How to Be Safe – College Campus Life
College campuses seem to be such friendly, happy places – until something goes wrong. There is crime on campuses – thousands of crimes a day, in fact – from theft of a bike or valuables from a dorm room, to car break-ins, to muggings and rape. A campus is just like a small town, and it is comprised of every type of personality. Not everyone is a “good guy,” and that is the first thing students must understand if they intend to protect themselves and their belongings. Here are some tips that will help to keep you safe and secure on campus.
- Don’t leave valuables in plain sight – in classrooms, student centers, or the library. All you have to do is look away, get up and turn your back for a minute, and you can be the victim of theft. Never leave your laptop, tablet or phone on a table while you go to get something, unless someone you trust can keep an eye on your things for you.

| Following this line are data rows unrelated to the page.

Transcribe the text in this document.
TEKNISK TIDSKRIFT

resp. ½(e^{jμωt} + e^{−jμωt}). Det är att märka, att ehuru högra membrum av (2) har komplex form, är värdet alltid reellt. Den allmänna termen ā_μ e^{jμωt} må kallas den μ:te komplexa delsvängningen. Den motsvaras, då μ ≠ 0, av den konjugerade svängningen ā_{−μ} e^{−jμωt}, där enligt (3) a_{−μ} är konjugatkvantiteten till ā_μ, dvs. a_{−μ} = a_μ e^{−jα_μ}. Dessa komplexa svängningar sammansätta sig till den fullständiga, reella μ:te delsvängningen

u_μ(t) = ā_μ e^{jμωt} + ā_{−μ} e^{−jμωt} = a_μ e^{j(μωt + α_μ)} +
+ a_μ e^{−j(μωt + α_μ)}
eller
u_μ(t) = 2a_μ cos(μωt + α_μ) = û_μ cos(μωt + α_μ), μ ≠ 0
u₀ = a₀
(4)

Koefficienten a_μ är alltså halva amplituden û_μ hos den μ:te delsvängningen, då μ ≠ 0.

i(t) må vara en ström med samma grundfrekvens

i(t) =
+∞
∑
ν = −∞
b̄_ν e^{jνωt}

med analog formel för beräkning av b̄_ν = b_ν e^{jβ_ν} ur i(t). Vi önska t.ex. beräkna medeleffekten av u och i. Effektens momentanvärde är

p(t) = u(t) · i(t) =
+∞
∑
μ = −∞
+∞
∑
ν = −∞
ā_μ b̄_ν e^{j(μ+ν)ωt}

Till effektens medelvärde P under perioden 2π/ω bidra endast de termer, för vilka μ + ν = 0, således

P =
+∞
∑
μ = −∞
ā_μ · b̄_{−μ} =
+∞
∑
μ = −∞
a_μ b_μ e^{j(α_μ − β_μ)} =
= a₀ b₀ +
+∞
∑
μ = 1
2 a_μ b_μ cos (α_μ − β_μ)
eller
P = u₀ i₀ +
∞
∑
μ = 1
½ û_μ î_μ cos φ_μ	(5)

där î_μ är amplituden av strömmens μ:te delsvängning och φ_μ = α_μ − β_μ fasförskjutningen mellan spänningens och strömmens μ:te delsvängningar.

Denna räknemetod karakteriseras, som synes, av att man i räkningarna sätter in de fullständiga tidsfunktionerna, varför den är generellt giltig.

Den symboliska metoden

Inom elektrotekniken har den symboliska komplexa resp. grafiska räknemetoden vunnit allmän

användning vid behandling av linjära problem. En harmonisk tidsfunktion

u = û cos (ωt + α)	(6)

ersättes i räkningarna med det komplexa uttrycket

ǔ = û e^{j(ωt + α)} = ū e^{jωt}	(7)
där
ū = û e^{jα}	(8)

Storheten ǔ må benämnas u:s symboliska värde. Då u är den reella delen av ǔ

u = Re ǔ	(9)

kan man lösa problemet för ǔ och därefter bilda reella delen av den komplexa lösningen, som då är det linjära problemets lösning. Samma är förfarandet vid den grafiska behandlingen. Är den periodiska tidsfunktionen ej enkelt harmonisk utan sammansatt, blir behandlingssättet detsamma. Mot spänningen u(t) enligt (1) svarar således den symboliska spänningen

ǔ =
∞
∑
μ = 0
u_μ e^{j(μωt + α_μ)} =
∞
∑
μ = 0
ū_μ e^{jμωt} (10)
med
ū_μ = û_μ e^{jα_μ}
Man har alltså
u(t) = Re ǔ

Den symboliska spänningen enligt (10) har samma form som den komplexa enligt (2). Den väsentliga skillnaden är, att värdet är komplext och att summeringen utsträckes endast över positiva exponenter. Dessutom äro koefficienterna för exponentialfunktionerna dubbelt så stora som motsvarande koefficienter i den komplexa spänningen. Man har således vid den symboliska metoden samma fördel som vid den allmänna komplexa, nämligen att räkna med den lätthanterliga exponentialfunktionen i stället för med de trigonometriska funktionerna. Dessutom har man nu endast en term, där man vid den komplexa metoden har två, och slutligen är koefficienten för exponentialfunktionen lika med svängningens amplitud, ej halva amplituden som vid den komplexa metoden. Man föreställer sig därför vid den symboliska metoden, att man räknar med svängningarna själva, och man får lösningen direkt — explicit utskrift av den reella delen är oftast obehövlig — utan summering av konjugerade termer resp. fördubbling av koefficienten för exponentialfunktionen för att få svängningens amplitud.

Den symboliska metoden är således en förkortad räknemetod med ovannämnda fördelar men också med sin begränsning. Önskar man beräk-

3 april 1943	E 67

- Don’t leave valuables in plain sight in your car. Student parking lots are the scenes of a huge number of crimes. With so many cars packed in, it’s easy for a thief to “scout” and then smash a window to get something of value from a car. And, no matter how old and “junky” you think your car is, someone will be happy to hotwire it and drive it off. Lock your doors.
- Always check your back seat before you get into your car. This hold true especially at night. Don’t just glance at the seat area. Look at the floor are too.
- Lock your dorm room or apartment/house all the time – when you leave and even after you return. While this may not prevent someone from breaking in, thieves will take the “path of least resistance” and will check for unlocked doors first.
- Don’t display lots of cash or expensive jewelry while you are “out and about.” In fact, don’t carry large amounts of cash with you at all. If you have to for some reason, put the large amount elsewhere on your body – not in your wallet or purse. There are some great small money holders that can wrap around an ankle and be hidden by pants or inside clothing. Invest in one if you have to carry cash.
- Walk in numbers, especially at night, and stay on well-lit paths. During the day, campuses are busy places, and you are pretty safe as long as you do not go off into hidden areas of buildings and campus grounds. At night, however, it’s a different story. Whether you are male or female, always walk with at least one other person at night.
- Get a really good lock for your bike. It should be a strong cable and should go through the wheel and the frame. Most bike thefts occur because a bike wasn’t locked. Even if a thief has a cable cutter, it takes some time, and there is always the risk of being seen.
- Register your bike with campus security.
- Have ID numbers engraved on your expensive electronics. Your phone may have a GPS, but most other devices do not. Most stolen devices end up in pawn shops, and if you have an ID number, police can find it, and sometimes the thief too.
- Don’t go to a party by yourself unless you know the host well. And even if you are having the greatest time ever, don’t stay on if your friend decides to leave. You will be with a houseful of relative strangers and become a prime crime target.
- Fix your own drinks at a party. Never accept a drink from a stranger, and that includes an open beer or soda can.
- Most campuses have emergency call boxes on regular pathways. Make it a point to learn where they are on the most common pathways you take.
- Be vigilant. If you see something suspicious or unusual, call campus security right away. Everyone is “in this” together.
- Never have sex without sober consent of your partner. This goes without saying.
Much of safety on campus falls on you – being aware of your surroundings and those who are in your surroundings. You can reduce your chances of being a crime victim just buy taking these simple steps.